Miller v. Southold Town

— In a proceeding pursuant to CPLR article 78 to review a determi*673nation of the respondent Southold Town Planning Board dated June 7, 1989, which, inter alia, issued a positive declaration pursuant to the New York State Environmental Quality-Review Act, Southold Town and the Southold Town Planning Board appeal from a judgment of the Supreme Court, Suffolk County (Underwood, J.), entered October 26, 1990, which, inter alia, annulled the determination and directed the Southold Town Planning Board to give immediate consideration to the petitioners’ subdivision proposal separate and apart from other subdivision proposals in the area.

Ordered that the judgment is affirmed, with costs.

The Supreme Court annulled the determination of environmental significance by the Southold Town Planning Board based upon an interpretation of the 1987 New York State Environmental Quality Review Act (hereinafter SEQRA) regulations (see, 6 NYCRR 617.1 et seq.). The Southold Town Planning Board now claims that the court should have applied the 1978 regulations, and that they were never properly notified, pursuant to those regulations, of a determination made by the New York State Department of Environmental Conservation.
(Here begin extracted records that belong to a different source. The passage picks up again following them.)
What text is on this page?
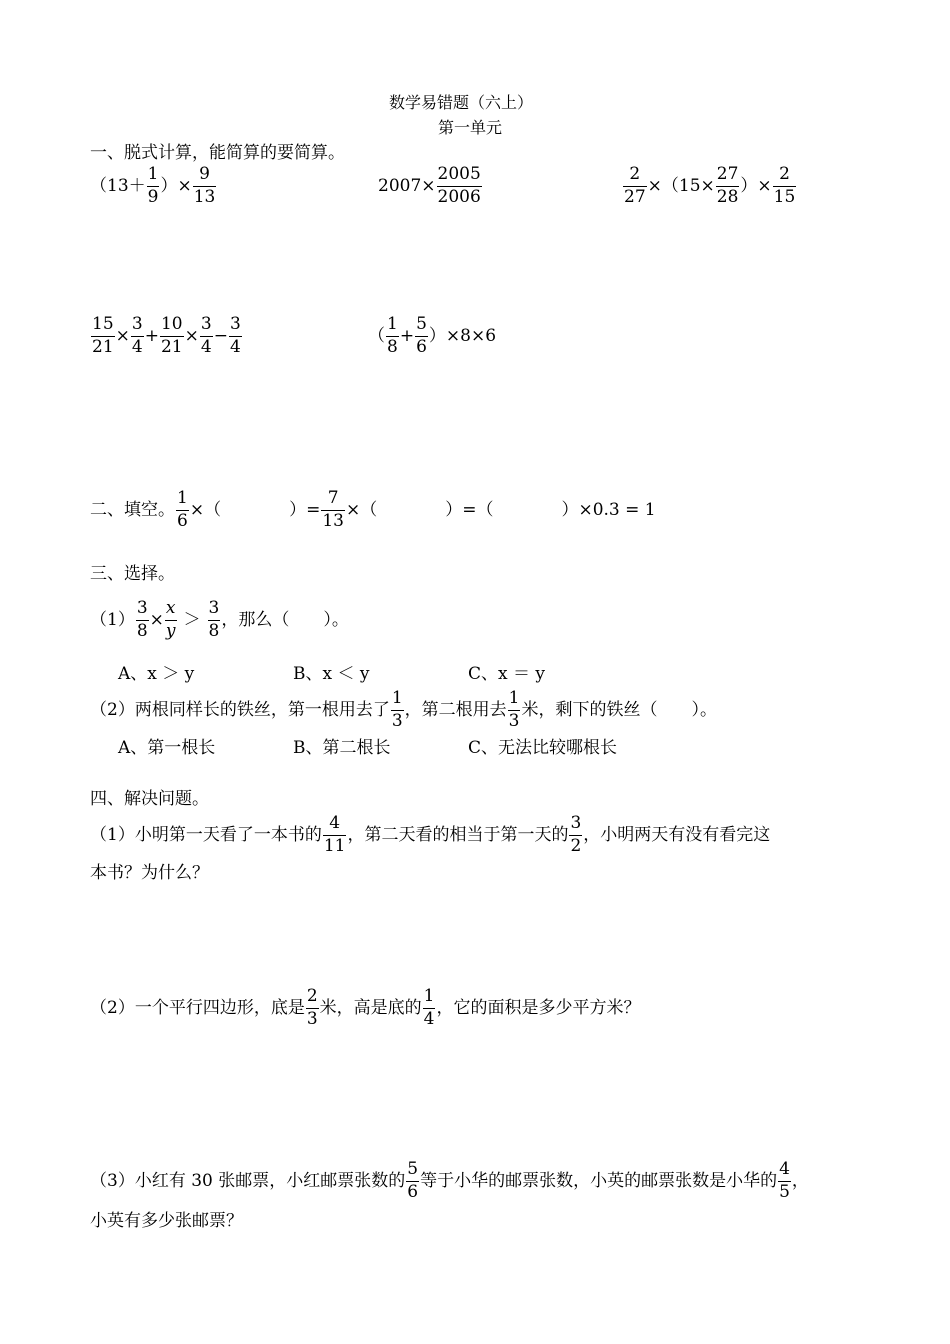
数学易错题（六上）
第一单元
一、脱式计算，能简算的要简算。
（$13+ \frac{1}{9}$ ）× $\frac{9}{13}$	$2007\times \frac{2005}{2006}$	$\frac{2}{27} \times(15\times \frac{27}{28}$ ）× $\frac{2}{15}$
$\frac{15}{21} \times \frac{3}{4} + \frac{10}{21} \times \frac{3}{4} - \frac{3}{4}$	（ $\frac{1}{8} + \frac{5}{6} )\times 8\times 6$
二、填空。 $\frac{1}{6}$ ×（　　　　）= $\frac{7}{13}$ ×（　　　　）=（　　　　）×0.3 = 1
三、选择。
$(1) \frac{3}{8} \times \frac{x}{y} > \frac{3}{8}$ ，那么（　　）。
A、x ＞ y	B、x ＜ y	C、x ＝ y
（2）两根同样长的铁丝，第一根用去了 $\frac{1}{3}$ ，第二根用去 $\frac{1}{3}$ 米，剩下的铁丝（　　）。
A、第一根长	B、第二根长	C、无法比较哪根长
四、解决问题。
（1）小明第一天看了一本书的 $\frac{4}{11}$ ，第二天看的相当于第一天的 $\frac{3}{2}$ ，小明两天有没有看完这
本书？为什么？
（2）一个平行四边形，底是 $\frac{2}{3}$ 米，高是底的 $\frac{1}{4}$ ，它的面积是多少平方米？
（3）小红有 30 张邮票，小红邮票张数的 $\frac{5}{6}$ 等于小华的邮票张数，小英的邮票张数是小华的 $\frac{4}{5}$ ，
小英有多少张邮票？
We note, however, that the contentions of the Southold Town Planning Board regarding the application of the 1978 SEQRA regulations were not raised in the Supreme Court, and we decline to review them in the first instance (see generally, 11 Carmody-Wait 2d, Appeals to Appellate Division § 72:126, at 294). Further, the Town Planning Board does not challenge the court’s interpretation of the 1987 regulations.

The Supreme Court properly directed the Planning Board not to exclude wetland areas from the calculation of lot sizes in its consideration of the petitioners’ subdivision application. In January 1989 Southold Town amended its Zoning Code to mandate the exclusion of land under water from calculations of minimum lot areas (see, Southold Town Zoning Code § 100-239). We acknowledge the principle that generally a case must be decided upon the law as it exists at the time of the decision (see, Matter of McDonald’s Corp. v Village of Elms ford, 156 AD2d 687, 688; Matter of Pokoik v Silsdorf, 40 NY2d 769, 772). However, this case fits into the "special facts exception”. The petitioners demonstrated that on or about June 1987 when they asked the Planning Board to reconsider their subdivision application, they were entitled to have the wetland portions of their parcel included in the calculation of lot sizes. Despite repeated requests, the Planning Board took no action on the application. The Planning Board improperly delayed reviewing the application and presented unsatisfac*674tory reasons for the delay, resulting in the disregard of petitioners’ rights. The Planning Board was therefore properly precluded from relying on the new law (see, Matter of Pokoik v Silsdorf, supra; Matter of Alscot Investing Corp. v Incorporated Vil. of Rockville Centre, 64 NY2d 921).

We have reviewed the remaining contention that costs were improperly awarded to the petitioners, and find it to be without merit (see, Town Law § 282). Thompson, J. P., Rosenblatt, Lawrence and Miller, JJ., concur.